Le juge refuse de suspendre la loi sur l'aide à la mort en Californie

Le juge refuse de suspendre la loi sur l'aide à la mort en Californie

Etats-Unis : un juge suspend le décret anti-réfugiés de Donald Trump (Mars 2019).

Anonim

Un juge californien a rejeté vendredi la demande de médecins de suspendre immédiatement une nouvelle loi autorisant les malades en phase terminale à mettre fin à leurs jours.

Le juge de la Cour supérieure du comté de Riverside, Daniel A. Ottolia, a déclaré que la loi resterait en vigueur pour le moment. Il a également accepté de permettre aux médecins de poursuivre leur procès en prétendant que la loi manque de garanties pour se protéger contre les abus.

La loi est entrée en vigueur le 9 juin et permet aux adultes en phase terminale d’obtenir une ordonnance pour des médicaments qui mettent fin à leur vie si un médecin a déterminé qu’ils avaient six mois ou moins pour vivre.

Les avocats ont soutenu que les personnes en phase terminale pourraient être confrontées à des morts prolongées et douloureuses si la loi était suspendue.

Elizabeth Wallner, une résidente de Sacramento atteinte d'un cancer du côlon de stade IV qui a assisté à l'audience, a déclaré qu'elle avait pleuré avec soulagement lorsque le juge avait rejeté la motion de suspension de la loi.

"Je veux avoir la capacité de contrôler la fin de la vie et de protéger mon enfant contre le fait que je sois torturé à mort", a-t-elle déclaré. "Cela m'a juste donné un sens incommensurable de la paix."

La Californie est l'un des cinq États dans lesquels les malades en phase terminale peuvent mettre fin à leurs jours.

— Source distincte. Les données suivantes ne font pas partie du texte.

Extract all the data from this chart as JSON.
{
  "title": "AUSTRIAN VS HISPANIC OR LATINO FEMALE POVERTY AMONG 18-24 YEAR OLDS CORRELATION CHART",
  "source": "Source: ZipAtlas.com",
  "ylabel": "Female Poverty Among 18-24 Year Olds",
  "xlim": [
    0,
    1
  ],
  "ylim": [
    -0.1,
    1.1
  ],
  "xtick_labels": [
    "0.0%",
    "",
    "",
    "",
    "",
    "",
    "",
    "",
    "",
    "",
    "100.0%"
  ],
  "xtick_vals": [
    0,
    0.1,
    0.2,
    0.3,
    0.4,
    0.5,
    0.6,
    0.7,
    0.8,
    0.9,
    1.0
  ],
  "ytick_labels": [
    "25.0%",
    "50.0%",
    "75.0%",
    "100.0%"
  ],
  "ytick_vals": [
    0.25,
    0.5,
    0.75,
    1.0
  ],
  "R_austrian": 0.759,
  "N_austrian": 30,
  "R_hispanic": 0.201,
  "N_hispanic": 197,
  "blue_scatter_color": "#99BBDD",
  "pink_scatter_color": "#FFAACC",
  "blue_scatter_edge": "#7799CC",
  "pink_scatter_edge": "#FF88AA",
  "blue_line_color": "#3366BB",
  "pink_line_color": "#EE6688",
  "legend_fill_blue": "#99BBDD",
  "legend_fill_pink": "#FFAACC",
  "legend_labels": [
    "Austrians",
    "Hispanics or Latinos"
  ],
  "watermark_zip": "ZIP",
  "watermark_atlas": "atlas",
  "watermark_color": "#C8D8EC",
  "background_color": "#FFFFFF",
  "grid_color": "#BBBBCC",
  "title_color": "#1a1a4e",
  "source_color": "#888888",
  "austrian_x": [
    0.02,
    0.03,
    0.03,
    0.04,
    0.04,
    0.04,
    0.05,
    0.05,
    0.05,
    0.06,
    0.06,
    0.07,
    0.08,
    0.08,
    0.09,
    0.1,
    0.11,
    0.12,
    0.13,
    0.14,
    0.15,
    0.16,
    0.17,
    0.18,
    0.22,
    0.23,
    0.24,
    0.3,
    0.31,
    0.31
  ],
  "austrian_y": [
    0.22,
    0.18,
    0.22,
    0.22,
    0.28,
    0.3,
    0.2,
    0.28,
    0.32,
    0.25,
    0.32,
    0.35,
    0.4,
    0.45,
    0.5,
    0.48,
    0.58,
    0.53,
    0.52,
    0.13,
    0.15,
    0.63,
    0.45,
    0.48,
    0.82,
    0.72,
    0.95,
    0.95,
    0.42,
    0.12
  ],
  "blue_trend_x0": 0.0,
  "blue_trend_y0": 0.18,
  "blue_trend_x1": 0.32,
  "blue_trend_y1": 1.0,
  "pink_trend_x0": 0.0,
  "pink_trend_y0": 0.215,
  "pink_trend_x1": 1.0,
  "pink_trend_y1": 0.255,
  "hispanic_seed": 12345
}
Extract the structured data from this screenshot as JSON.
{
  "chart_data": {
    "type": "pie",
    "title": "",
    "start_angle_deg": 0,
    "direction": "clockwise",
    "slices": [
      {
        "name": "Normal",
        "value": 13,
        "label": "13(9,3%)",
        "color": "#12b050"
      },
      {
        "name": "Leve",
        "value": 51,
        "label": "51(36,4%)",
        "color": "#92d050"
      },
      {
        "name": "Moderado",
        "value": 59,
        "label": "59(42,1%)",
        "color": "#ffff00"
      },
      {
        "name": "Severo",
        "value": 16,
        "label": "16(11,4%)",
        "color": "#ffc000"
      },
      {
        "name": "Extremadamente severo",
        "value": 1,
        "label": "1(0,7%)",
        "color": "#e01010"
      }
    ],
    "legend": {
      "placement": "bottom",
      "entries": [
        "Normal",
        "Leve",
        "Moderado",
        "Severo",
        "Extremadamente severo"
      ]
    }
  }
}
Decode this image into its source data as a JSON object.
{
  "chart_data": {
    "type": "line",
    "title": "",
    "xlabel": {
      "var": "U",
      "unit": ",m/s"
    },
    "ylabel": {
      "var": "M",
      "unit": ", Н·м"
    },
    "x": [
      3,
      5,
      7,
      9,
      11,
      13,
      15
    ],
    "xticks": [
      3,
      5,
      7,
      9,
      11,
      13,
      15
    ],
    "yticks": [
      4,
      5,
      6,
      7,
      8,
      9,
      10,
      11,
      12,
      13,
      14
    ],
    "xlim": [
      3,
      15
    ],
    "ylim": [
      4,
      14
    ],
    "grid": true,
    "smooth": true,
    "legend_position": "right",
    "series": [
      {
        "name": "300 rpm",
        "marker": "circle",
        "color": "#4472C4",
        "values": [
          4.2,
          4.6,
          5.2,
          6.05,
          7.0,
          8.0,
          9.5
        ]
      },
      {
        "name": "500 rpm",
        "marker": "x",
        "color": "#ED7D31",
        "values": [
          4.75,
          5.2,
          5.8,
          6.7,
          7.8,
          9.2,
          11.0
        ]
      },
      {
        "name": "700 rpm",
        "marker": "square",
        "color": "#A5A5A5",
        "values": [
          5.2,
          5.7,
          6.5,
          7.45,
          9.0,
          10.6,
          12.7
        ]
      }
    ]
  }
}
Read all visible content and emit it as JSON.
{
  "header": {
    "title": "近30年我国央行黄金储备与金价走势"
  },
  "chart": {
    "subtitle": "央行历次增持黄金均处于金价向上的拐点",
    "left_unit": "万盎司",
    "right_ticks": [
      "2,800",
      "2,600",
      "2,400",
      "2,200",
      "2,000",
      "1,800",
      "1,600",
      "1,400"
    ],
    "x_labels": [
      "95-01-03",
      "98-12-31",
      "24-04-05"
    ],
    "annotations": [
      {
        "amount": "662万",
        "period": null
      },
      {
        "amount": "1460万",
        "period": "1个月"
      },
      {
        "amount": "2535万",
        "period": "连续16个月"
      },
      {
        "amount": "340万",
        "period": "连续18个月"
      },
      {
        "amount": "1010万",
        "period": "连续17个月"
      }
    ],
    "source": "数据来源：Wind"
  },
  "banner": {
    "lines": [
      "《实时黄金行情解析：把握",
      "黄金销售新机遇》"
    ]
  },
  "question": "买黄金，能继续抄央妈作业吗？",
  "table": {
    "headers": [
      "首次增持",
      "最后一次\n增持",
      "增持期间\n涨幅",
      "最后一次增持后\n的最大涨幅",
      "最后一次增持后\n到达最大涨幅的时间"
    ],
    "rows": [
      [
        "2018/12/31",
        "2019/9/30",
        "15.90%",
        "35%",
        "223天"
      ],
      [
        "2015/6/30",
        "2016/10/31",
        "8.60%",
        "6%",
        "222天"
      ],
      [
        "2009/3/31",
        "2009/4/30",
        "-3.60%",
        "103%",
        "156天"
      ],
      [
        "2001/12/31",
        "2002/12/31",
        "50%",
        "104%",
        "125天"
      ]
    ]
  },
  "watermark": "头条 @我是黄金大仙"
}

L’Oregon a été le premier à fournir cette option en 1997.

La loi californienne est contestée par la Life Legal Defence Foundation, l'Académie américaine d'éthique médicale et plusieurs médecins.

Les opposants à la loi affirment que le fait de hâter la mort est moralement répréhensible, expose toutes sortes de patients à la mort forcée de leurs proches et pourrait permettre aux personnes non assurées ou craignant des frais médicaux élevés de s’en sortir.

L'avocat Stephen Larson, qui représente les plaignants, a déclaré que ses clients souhaitaient que la loi soit déclarée inconstitutionnelle. Déterminer quand une personne a six mois ou moins pour vivre est arbitraire et ouvre la porte à la maltraitance, et les médecins ne sont pas tenus responsables après avoir prescrit les médicaments qui mettent fin à leur vie, a-t-il déclaré.

"Il y a beaucoup de cas de personnes âgées qui souffrent et les gens veulent juste les voir disparaître", a déclaré Larson. "Cela le rend trop facile."

Le bureau du procureur général a rétorqué que les professionnels de la santé peuvent refuser de prescrire et de délivrer les médicaments. La loi spécifie également que la personne en phase terminale doit pouvoir s'auto-administrer les médicaments.

Les deux parties doivent être de retour au tribunal le 5 décembre.